As HTS and Turkey-backed groups' genocidal attacks against Kurds in Syria spread across North and East Syria, reactions to this situation are also increasing. Assessing this process, described as a “comprehensive conspiracy” against the Kurds' national gains and values, academician Peter McLaren emphasized that the attacks transcend a single city and are fundamentally targeting the ideas of Kurdish People’s Leader Abdullah Öcalan. McLaren stated, “Rojava and the SDG represent an alternative modernity in a geography that has long been ruled by tyrants; this is the real reason they are being targeted.”
 
McLaren said that the events in Aleppo are not isolated tremors but aftershocks of a deeper tectonic struggle over the soul of the Middle East. McLaren responded to these attacks, which have escalated despite the Peace and Democratic Society Process in Turkey, saying: “What is named as a ‘peace process’ in Turkey, while Kurdish self-rule is assaulted by proxy in Syria, is not peace but a displacement of war across borders, a choreography in which violence changes its uniform but not its intention. Silence on one front, bombardment on another. This is not reconciliation, but a strategic breathing space for domination. It is the old art of empire, speaking softly in one room while tightening the fist in the next.”
 
‘IT IS QUIET REVOLUTION AGAINST FIVE THOUSANDS YEARS’
 
McLaren reminded that from Kurdish People’s Leader Abdullah Ocalan’s horizon, the Kurdish question has never been merely a problem of weapons or territory, it is a question of civilization itself and said: “ It asks whether the region will remain imprisoned within the iron architecture of the nation-statecentralized, patriarchal, militarized, obsessed with uniformity or whether it can be reimagined through democratic confederalism: a political form grounded in communes and councils, in women’s liberation, ecological responsibility, and the coexistence of peoples without forced assimilation.
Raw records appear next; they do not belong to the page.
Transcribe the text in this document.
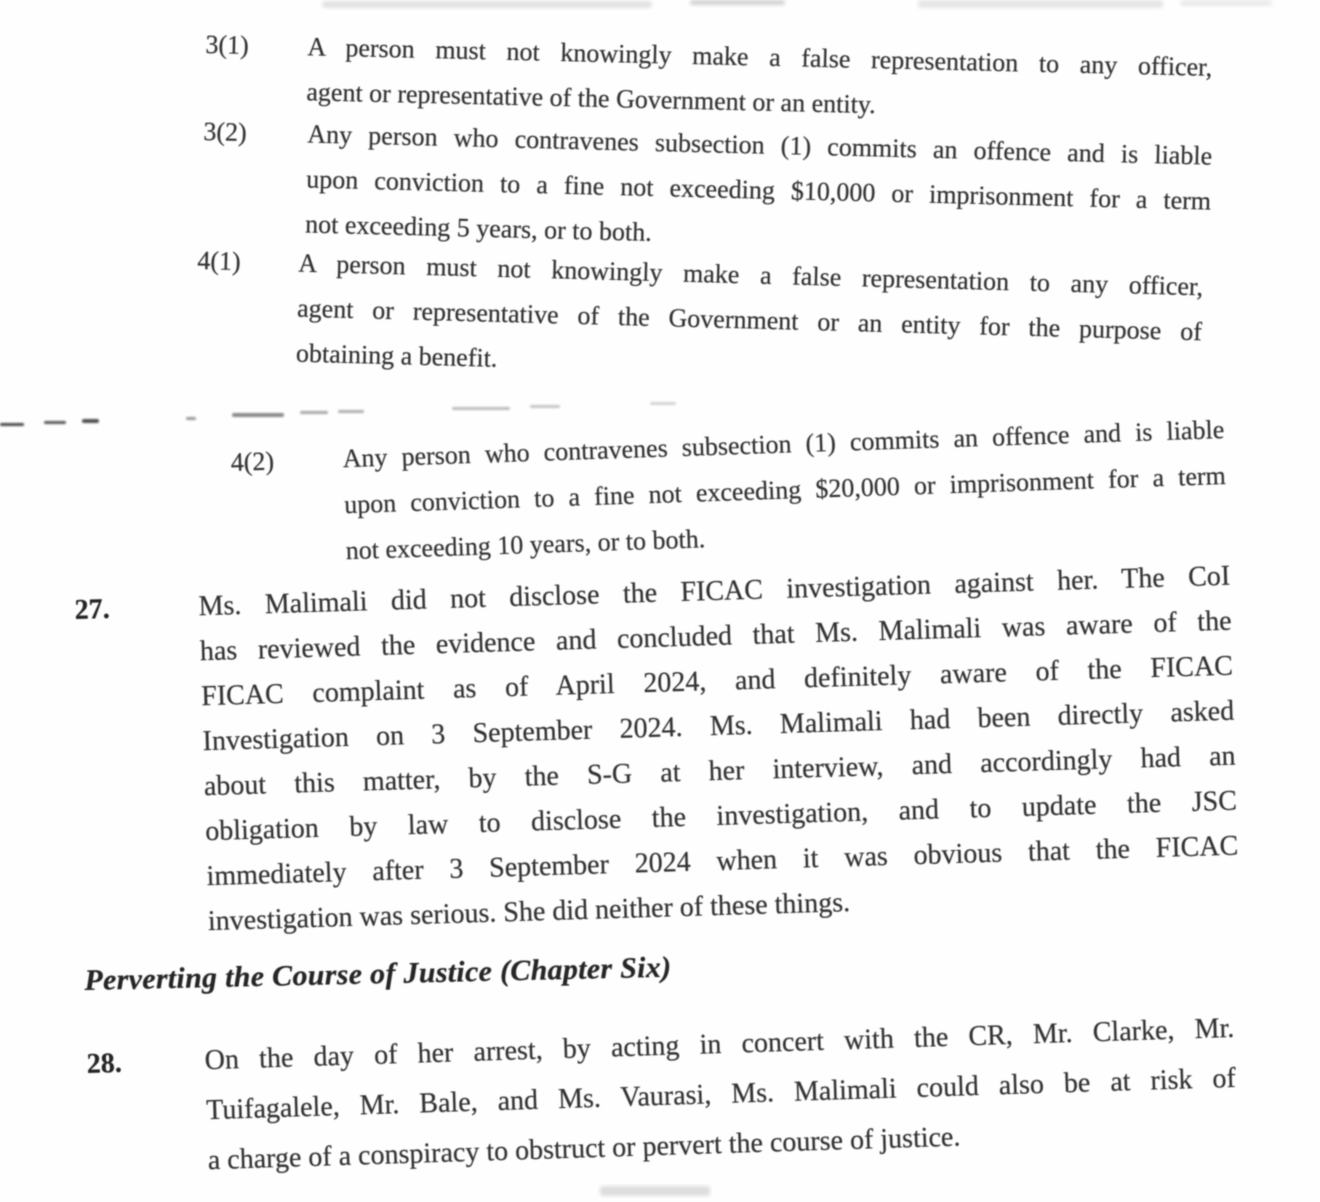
3(1)	A person must not knowingly make a false representation to any officer,
agent or representative of the Government or an entity.
3(2)	Any person who contravenes subsection (1) commits an offence and is liable
upon conviction to a fine not exceeding $10,000 or imprisonment for a term
not exceeding 5 years, or to both.
4(1)	A person must not knowingly make a false representation to any officer,
agent or representative of the Government or an entity for the purpose of
obtaining a benefit.
4(2)	Any person who contravenes subsection (1) commits an offence and is liable
upon conviction to a fine not exceeding $20,000 or imprisonment for a term
not exceeding 10 years, or to both.
27.	Ms. Malimali did not disclose the FICAC investigation against her. The CoI
has reviewed the evidence and concluded that Ms. Malimali was aware of the
FICAC complaint as of April 2024, and definitely aware of the FICAC
Investigation on 3 September 2024. Ms. Malimali had been directly asked
about this matter, by the S-G at her interview, and accordingly had an
obligation by law to disclose the investigation, and to update the JSC
immediately after 3 September 2024 when it was obvious that the FICAC
investigation was serious. She did neither of these things.
Perverting the Course of Justice (Chapter Six)
28.	On the day of her arrest, by acting in concert with the CR, Mr. Clarke, Mr.
Tuifagalele, Mr. Bale, and Ms. Vaurasi, Ms. Malimali could also be at risk of
a charge of a conspiracy to obstruct or pervert the course of justice.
This is not a reform of the old order but a quiet revolution against five thousand years of hierarchy.”
 
‘THE STATE FEARS A LIVING ALTERNATIVE TO ITS OWN FORM OF ORDER’
 
McLaren added: “Rojava, and the structures defended by the SDF embody this possibility. They represent an alternative modernity in a landscape long ruled by tyrants, generals, and caliphs. They show that sovereignty can be plural, that power can rise from below, that women can stand at the center of political life rather than its margins. This is why they are not merely opposed but hunted. States can tolerate rebellions; they cannot easily tolerate examples. In this light, the HTS and the armed formations aligned with Turkey appear not as autonomous forces, but as instruments in a broader strategy of containment. Their assaults in Aleppo are not random eruptions of jihadist fury; they are part of a geopolitical design to fracture Kurdish political gains, to prevent the consolidation of a democratic model that might radiate across borders and awaken the oppressed within Turkey itself. The state speaks of security, but what it fears is not disorder, it fears a living alternative to its own form of order.”
 
‘YOU CANNOT BOMB A SOCIAL PARADIGM’
 
McLaren stated that the continuation of attacks in Aleppo, while a process is rhetorically upheld, it reveals a dual policy which is reconciliation in discourse, annihilation in reality. He said: “You cannot bomb a social paradigm out of existence. You cannot drone a people back into pre-political silence. The Kurdish movement has already crossed the threshold from a national liberation struggle into a civilizational proposal. Its core is no longer the seizure of the state, but the transcendence of the state as the sole horizon of political life. What is under assault in Rojava is therefore not merely a territory, but the possibility of a post-authoritarian Middle East.”
 
‘THE KURDISH PRESENCE IS THE LIVING EMBER OF THIS WORLD’
 
McLaren noted that Aleppo is not only a city, but it is a tectonic rift in history and added: “On one side stand the iron architectures of sovereignty—capitals, armies, empires—proclaiming that order descends from command and is enforced by the gun. On the other side flickers a fragile constellation: councils instead of thrones, women’s assemblies instead of patriarchal edicts, coexistence instead of coerced sameness. The Kurdish presence in Aleppo is the living ember of this world, and embers are always what empires try to stamp out.”
 
‘THE WAR IS NOT OVER STREETS BUT OVER MEANING’
 
“The war, in this reading, is not over streets but over meaning” said McLaren and added: “The bombardment of Aleppo in early January is not merely the rearranging of lines on a general’s map; it is the fever of a civilization afraid of its own future. It is not territory that is intolerable, but the example. Rojava and the Kurdish neighborhoods show that Arabs, Kurds, Armenians, Assyrians, Turkmen can share power; that faith need not be a weapon; that economy can be communal rather than extractive. Such a vision is poison to systems that survive by monopolizing authority, by teaching society to kneel before the state as before a god.”
 
‘NATION STATE AGAINST SOCIETY’
 
McLaren also assessed that the tragedy of Aleppo confirms that the central conflict of our age is the war of the nation-state against society:  “The Kurdish movement, far from a local rebellion, poses a question to the whole world, written in the dust and blood of an ancient city: can we build a future where difference is not crushed into silence, but braided into a living, breathing freedom?”